Member of the Wayne County Commission from the 15th District
- Incumbent
- Assumed office January 1, 1999

Member of the Michigan House of Representatives
- In office January 1, 1985 – December 31, 1998
- Preceded by: Jeffrey Padden
- Succeeded by: William O'Neill
- Constituency: 30th district (1985–1992) 24th district (1993–1998)

Personal details
- Born: September 26, 1953 (age 72) Wyandotte, Michigan
- Party: Democratic
- Spouse: Aline
- Alma mater: Detroit College of Law (J.D.) Michigan State University

= Joseph Palamara =

American politician (born 1963)

Joseph Palamara (born September 26, 1963) is a current Democratic member of the Wayne County Commission and a former member of the Michigan House of Representatives.

==Education==
During his undergraduate career at Michigan State University where he was an Evans Scholar, Palamara was a walk-on member of the baseball team.
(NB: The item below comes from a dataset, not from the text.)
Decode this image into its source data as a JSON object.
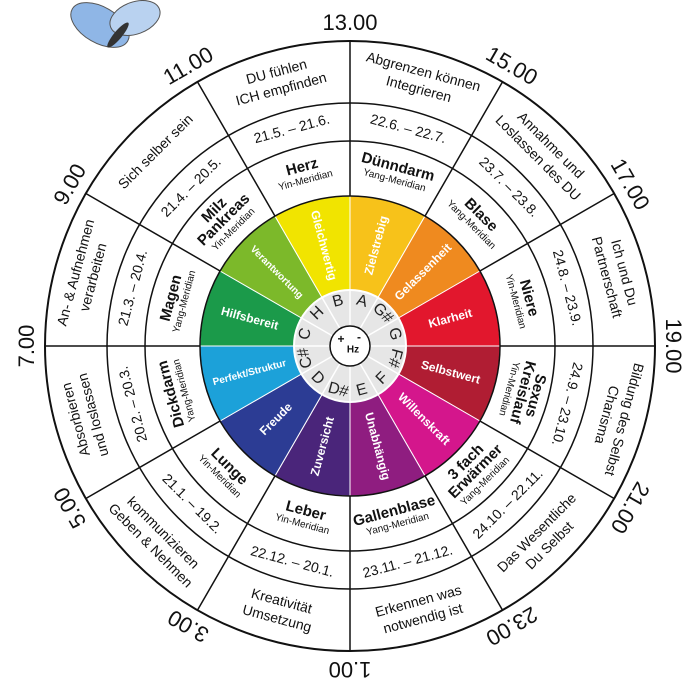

He led the Spartans in hitting in his senior year, won the team's Sportsmanship Award, and was All-Big Ten and All-America at second base. Palamara received his Juris Doctor in 1985 from the Detroit College of Law.

==Philanthropic Work==
Palamara is a former member of the Board of Directors for the Henry Ford Wyandotte Hospital and a former member of the Aerotropolis Executive Board.